Pink flushed his suntanned cheeks. “Well, there was that as well. Now for you, why haven’t you found a match of your own yet?”
It was a loaded question for the Crossroads. “Well, I have been here for seven days, and while I have met plenty of men I was sexually attracted to, there are none that I wanted to build a life with. I am old fashioned where it counts.”
“You have been here for a week?” He was shocked.
“I know. I have blown their average of four days right out of the water. All of the staff is pulling for me.”
Teebie grinned, “We really are. While I enjoy having her here, it is becoming a little disheartening. We all want the best for our guests, and she just isn't having luck in finding her match.”
“I will continue dancing with frogs until I find my prince, Teebie. Don’t worry.” She sat with her elbows on the table and nothing but crumbs on her plate.
“Just dancing?” Gregory was leaning back and drinking his coffee.
“Yup. No sense in distracting them from a female that would actually want more than one night from them. As soon as they are deemed unsuitable by my inner cat, I extricate myself from them.”
“You are letting your cat pick your mate?” He raised his eyebrows.
“Of course. If she doesn’t like him, I am never going to hear the end of it.”

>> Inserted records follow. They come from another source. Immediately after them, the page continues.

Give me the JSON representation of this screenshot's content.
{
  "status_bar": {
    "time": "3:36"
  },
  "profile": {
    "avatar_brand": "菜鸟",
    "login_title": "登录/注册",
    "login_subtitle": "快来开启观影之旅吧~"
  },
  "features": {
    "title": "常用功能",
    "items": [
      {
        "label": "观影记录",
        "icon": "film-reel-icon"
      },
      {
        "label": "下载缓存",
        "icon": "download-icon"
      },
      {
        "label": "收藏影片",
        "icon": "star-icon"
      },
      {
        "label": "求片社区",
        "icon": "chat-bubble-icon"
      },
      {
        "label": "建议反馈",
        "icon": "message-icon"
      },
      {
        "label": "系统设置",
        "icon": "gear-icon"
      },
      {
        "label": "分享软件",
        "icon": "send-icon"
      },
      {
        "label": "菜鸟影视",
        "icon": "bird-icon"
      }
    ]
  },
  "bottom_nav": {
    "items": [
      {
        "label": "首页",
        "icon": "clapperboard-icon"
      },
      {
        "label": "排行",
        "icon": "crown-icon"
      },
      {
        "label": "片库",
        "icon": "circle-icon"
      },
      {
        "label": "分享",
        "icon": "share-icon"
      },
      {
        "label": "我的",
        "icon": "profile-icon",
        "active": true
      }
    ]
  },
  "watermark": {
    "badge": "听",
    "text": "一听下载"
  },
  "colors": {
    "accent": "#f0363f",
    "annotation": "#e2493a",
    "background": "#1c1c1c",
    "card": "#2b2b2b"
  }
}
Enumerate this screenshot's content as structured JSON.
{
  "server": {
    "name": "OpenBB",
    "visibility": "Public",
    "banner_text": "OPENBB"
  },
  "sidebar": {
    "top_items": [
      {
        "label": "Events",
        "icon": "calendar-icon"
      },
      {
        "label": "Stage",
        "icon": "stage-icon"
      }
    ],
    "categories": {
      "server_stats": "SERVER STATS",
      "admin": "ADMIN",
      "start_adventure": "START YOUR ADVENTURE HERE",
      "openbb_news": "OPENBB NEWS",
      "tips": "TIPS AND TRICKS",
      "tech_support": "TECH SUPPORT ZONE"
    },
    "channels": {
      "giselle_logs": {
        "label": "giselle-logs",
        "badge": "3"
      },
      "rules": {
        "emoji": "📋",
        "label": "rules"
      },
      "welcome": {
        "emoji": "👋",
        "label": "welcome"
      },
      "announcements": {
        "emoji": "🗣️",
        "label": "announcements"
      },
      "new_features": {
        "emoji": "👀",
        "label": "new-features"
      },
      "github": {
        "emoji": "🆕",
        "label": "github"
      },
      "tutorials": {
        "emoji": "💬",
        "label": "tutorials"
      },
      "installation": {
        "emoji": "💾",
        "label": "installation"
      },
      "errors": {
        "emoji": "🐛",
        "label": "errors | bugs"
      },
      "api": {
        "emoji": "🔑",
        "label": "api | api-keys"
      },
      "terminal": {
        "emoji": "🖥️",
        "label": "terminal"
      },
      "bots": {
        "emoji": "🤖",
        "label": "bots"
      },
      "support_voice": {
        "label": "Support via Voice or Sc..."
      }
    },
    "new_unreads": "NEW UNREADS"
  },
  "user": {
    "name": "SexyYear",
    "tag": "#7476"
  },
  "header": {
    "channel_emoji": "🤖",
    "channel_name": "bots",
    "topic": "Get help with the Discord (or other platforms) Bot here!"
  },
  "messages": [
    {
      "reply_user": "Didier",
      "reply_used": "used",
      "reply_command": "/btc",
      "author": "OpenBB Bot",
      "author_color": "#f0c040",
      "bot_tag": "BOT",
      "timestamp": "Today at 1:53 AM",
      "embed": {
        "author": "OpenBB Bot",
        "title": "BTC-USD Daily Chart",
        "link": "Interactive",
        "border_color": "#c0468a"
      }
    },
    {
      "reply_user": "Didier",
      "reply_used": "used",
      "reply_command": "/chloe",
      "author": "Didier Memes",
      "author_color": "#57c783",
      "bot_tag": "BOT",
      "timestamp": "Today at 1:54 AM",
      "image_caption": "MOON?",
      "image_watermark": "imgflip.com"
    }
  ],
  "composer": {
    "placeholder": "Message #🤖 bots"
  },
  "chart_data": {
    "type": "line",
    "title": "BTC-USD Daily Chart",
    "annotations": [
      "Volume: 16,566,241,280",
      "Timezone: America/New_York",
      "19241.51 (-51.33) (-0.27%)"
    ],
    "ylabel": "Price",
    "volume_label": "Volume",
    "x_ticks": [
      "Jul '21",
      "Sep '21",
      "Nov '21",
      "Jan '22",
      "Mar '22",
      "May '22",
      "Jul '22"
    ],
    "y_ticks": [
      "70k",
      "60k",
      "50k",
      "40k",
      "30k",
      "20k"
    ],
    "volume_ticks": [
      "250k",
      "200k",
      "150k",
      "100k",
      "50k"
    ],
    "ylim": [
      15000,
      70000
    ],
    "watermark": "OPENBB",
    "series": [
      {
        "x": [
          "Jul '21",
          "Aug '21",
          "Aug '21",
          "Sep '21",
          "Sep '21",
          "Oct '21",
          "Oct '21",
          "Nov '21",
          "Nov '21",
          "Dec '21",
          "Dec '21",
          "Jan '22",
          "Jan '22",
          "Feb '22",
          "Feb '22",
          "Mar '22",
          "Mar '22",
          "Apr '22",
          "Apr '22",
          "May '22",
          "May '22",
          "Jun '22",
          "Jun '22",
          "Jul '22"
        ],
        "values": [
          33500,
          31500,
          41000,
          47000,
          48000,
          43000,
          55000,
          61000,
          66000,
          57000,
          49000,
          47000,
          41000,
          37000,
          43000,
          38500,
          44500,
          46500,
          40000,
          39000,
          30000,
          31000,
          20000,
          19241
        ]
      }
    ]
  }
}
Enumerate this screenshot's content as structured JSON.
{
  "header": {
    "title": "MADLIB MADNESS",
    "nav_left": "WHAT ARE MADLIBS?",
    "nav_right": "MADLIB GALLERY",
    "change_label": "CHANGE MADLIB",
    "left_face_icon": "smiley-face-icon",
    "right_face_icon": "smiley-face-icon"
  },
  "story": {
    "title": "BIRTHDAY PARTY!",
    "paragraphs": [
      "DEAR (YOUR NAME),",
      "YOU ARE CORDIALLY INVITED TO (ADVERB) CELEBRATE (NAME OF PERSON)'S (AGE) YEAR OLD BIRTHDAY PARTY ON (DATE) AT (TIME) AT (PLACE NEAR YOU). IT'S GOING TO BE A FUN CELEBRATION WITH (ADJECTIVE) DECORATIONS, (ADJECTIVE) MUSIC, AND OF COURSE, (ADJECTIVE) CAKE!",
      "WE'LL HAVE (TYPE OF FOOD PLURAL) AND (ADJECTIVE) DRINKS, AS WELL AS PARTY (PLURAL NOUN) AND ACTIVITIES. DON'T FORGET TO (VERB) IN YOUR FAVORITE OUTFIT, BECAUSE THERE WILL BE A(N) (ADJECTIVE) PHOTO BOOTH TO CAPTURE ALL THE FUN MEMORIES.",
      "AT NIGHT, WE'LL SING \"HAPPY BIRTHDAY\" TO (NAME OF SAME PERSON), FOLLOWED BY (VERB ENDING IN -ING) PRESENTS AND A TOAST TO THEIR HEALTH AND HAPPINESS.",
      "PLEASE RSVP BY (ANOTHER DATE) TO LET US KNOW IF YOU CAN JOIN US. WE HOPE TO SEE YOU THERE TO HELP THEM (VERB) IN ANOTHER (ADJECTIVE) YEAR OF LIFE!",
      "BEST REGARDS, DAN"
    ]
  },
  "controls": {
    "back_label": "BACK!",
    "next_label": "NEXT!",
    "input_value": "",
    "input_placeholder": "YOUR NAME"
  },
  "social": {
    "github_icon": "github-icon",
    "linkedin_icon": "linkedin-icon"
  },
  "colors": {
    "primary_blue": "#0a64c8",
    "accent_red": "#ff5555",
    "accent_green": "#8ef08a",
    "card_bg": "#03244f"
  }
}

He nodded. “Very sensible. So, what are you up to this afternoon?”
“I was going to take a walk, visit the shop, get a burger, maybe see if the salon is open yet to get my nails done.”
“Since you are nearly an occupant of the Crossroads, would you take me on a tour?” Gregory smiled hopefully.
She chuckled. “Sure. How about we both change and I meet you outside the café?”
“Sounds good. Thank you for the breakfast, Teebie. It was amazing.”
“Anything for my special guests, and Rayna is definitely a special guest.” Teebie smiled and started clearing the table.
Rayna lifted her chin with a grin, “And I am also good at removing rodents.”
Teebie shuddered. “Don’t remind me. Those beavers were not happy.”
Rayna cackled and got to her feet. “So, Gregory, still up for meeting me at the café?”
He sighed and got to his feet. “It is a good thing that I know you, Rayna, or that rodent crack would have given me second thoughts about kissing you.”
Her inner beast perked up at that. She had been attached to Gregory since she had first seen him all those years ago. Her inner cheetah started to purr, and it was all she could do to show Gregory to the door and head upstairs to change into a long skirt, sandals and a loose top.
Rayna looked in the mirror and winced. With deliberate defiance, she removed the top and skirt to put on underwear. Propriety had a place in her life. It let her live alongside with humans and not constantly be attacked by defensive females who thought she was out for their males. Of course, sometimes she was, but it was never in front of the female.